Steven Krauwer (Utrecht, Pays-Bas) est le coordinateur d'ELSNET (European Network of Excellence in Human Language Technologies). Son meilleur souvenir: "Une nuit, j'ai entendu le fragment d'une chanson sur une station de radio étrangère, ainsi que le nom d'une personne, et par le seul biais de l'internet j'ai été capable de trouver que ce nom était celui du compositeur de la chanson, trouver le titre de la chanson, vérifier qu'il s'agissait bien de la chanson dont j'avais entendu un fragment, découvrir qu'elle faisait partie d'une comédie musicale, trouver le titre du coffret de CD de cette comédie musicale, acheter le coffret de CD en question, trouver le site web de la comédie musicale, trouver le pays et l'endroit dans lesquels cette comédie musicale était toujours à l'affiche, y compris le détail du programme avec les jours et heures des représentations, trouver le numéro de téléphone et les heures d'ouverture du bureau de location, me procurer un plan de la ville et les indications nécessaires pour trouver le théâtre. J'aurais pu également réserver mon hôtel et mon vol par l'internet mais, dans ce cas précis, cela n'a pas été nécessaire. La seule chose que je n'ai pas pu faire fut la réservation elle-même parce que, à l'époque, les réservations par l'internet venant de l'étranger n'étaient pas acceptées, pour des raisons de sécurité. J'ai passé un très bon moment au théâtre, et je ne pense pas que ceci aurait été possible sans l'internet!"
Ses mauvais souvenirs: "Rien de vraiment spécifique, mais plutôt des choses répétitives comme les courriers électroniques non sollicités à caractère commercial, les pages web remplies de publicités, les pages surchargées de graphiques inutiles et dont le téléchargement prend du temps, les liens cassés."

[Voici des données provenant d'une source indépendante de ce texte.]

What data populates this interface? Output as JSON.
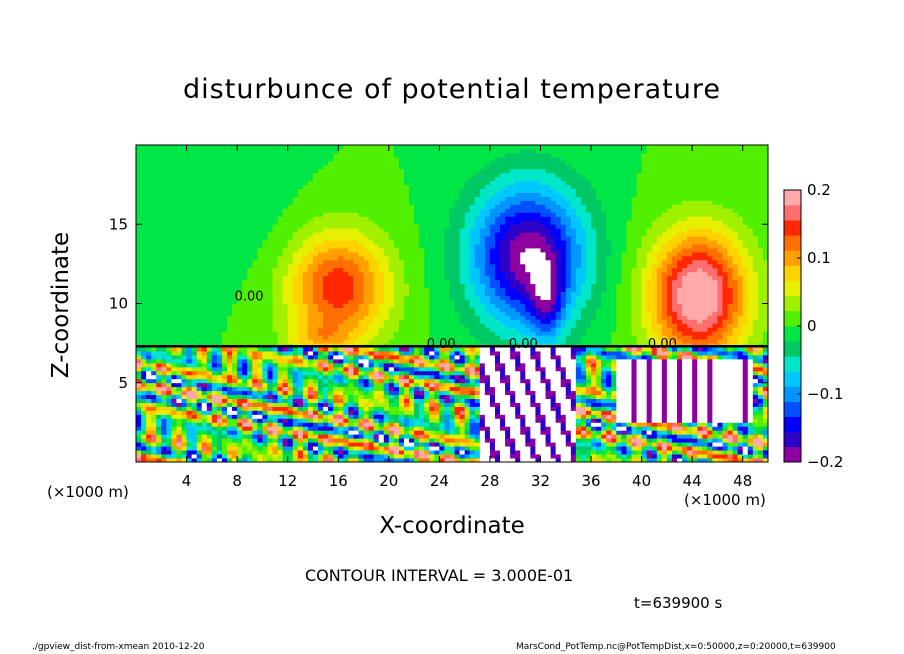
{
  "chart_data": {
    "type": "heatmap",
    "title": "disturbunce of potential temperature",
    "xlabel": "X-coordinate",
    "ylabel": "Z-coordinate",
    "x_unit_label": "(×1000 m)",
    "x_ticks": [
      4,
      8,
      12,
      16,
      20,
      24,
      28,
      32,
      36,
      40,
      44,
      48
    ],
    "y_ticks": [
      5,
      10,
      15
    ],
    "xlim": [
      0,
      50
    ],
    "ylim": [
      0,
      20
    ],
    "colorbar": {
      "ticks": [
        0.2,
        0.1,
        0,
        -0.1,
        -0.2
      ],
      "tick_labels": [
        "0.2",
        "0.1",
        "0",
        "−0.1",
        "−0.2"
      ],
      "range": [
        -0.2,
        0.2
      ],
      "colors": [
        "#8c00a0",
        "#2f00c8",
        "#0000ff",
        "#0050ff",
        "#0096ff",
        "#00c8ff",
        "#00e6c8",
        "#00c864",
        "#00e646",
        "#50f000",
        "#a0f000",
        "#e6f000",
        "#ffd200",
        "#ffa000",
        "#ff6e00",
        "#ff2800",
        "#ff6e6e",
        "#ffaaaa"
      ]
    },
    "contour_labels": [
      {
        "x": 7.8,
        "z": 10.2,
        "text": "0.00"
      },
      {
        "x": 23.0,
        "z": 7.2,
        "text": "0.00"
      },
      {
        "x": 29.5,
        "z": 7.2,
        "text": "0.00"
      },
      {
        "x": 40.5,
        "z": 7.2,
        "text": "0.00"
      }
    ],
    "fields": [
      {
        "x": 16,
        "z": 11,
        "amp": 0.15,
        "sx": 4,
        "sz": 3.5
      },
      {
        "x": 14.5,
        "z": 7.8,
        "amp": 0.05,
        "sx": 2.5,
        "sz": 1
      },
      {
        "x": 31,
        "z": 13,
        "amp": -0.2,
        "sx": 4.5,
        "sz": 4.5
      },
      {
        "x": 32.5,
        "z": 10,
        "amp": -0.08,
        "sx": 1.3,
        "sz": 2.5
      },
      {
        "x": 44.5,
        "z": 10.5,
        "amp": 0.21,
        "sx": 3.8,
        "sz": 4
      },
      {
        "x": 9,
        "z": 15,
        "amp": -0.01,
        "sx": 5,
        "sz": 4
      }
    ]
  },
  "contour_interval": "CONTOUR INTERVAL = 3.000E-01",
  "time_label": "t=639900 s",
  "footer_left": "./gpview_dist-from-xmean  2010-12-20",
  "footer_right": "MarsCond_PotTemp.nc@PotTempDist,x=0:50000,z=0:20000,t=639900"
}
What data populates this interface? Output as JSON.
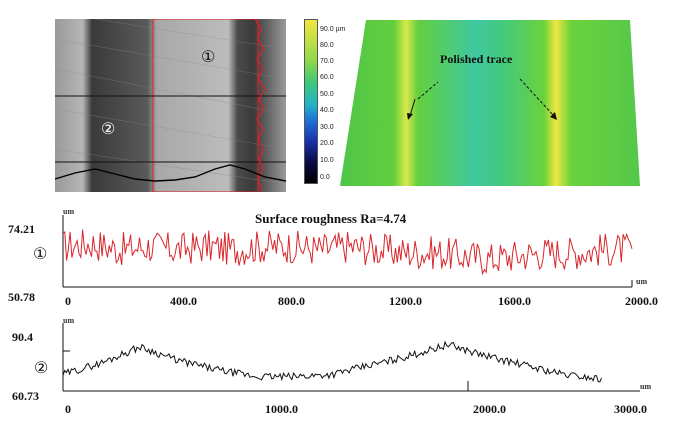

Caoimhín Ó Donnaíle (Ile de Skye, Ecosse) est le webmestre du principal site d'information sur le gaélique écossais, sur lequel il tient à jour une liste des langues européennes minoritaires. Son meilleur souvenir: "Avoir trouvé des informations utiles dans le cadre de ma vie privée." Son pire souvenir: "Je n'ai pas de souvenir qui soit vraiment mauvais. Juste le courant: le courrier non sollicité (spam) ou les piratages informatiques."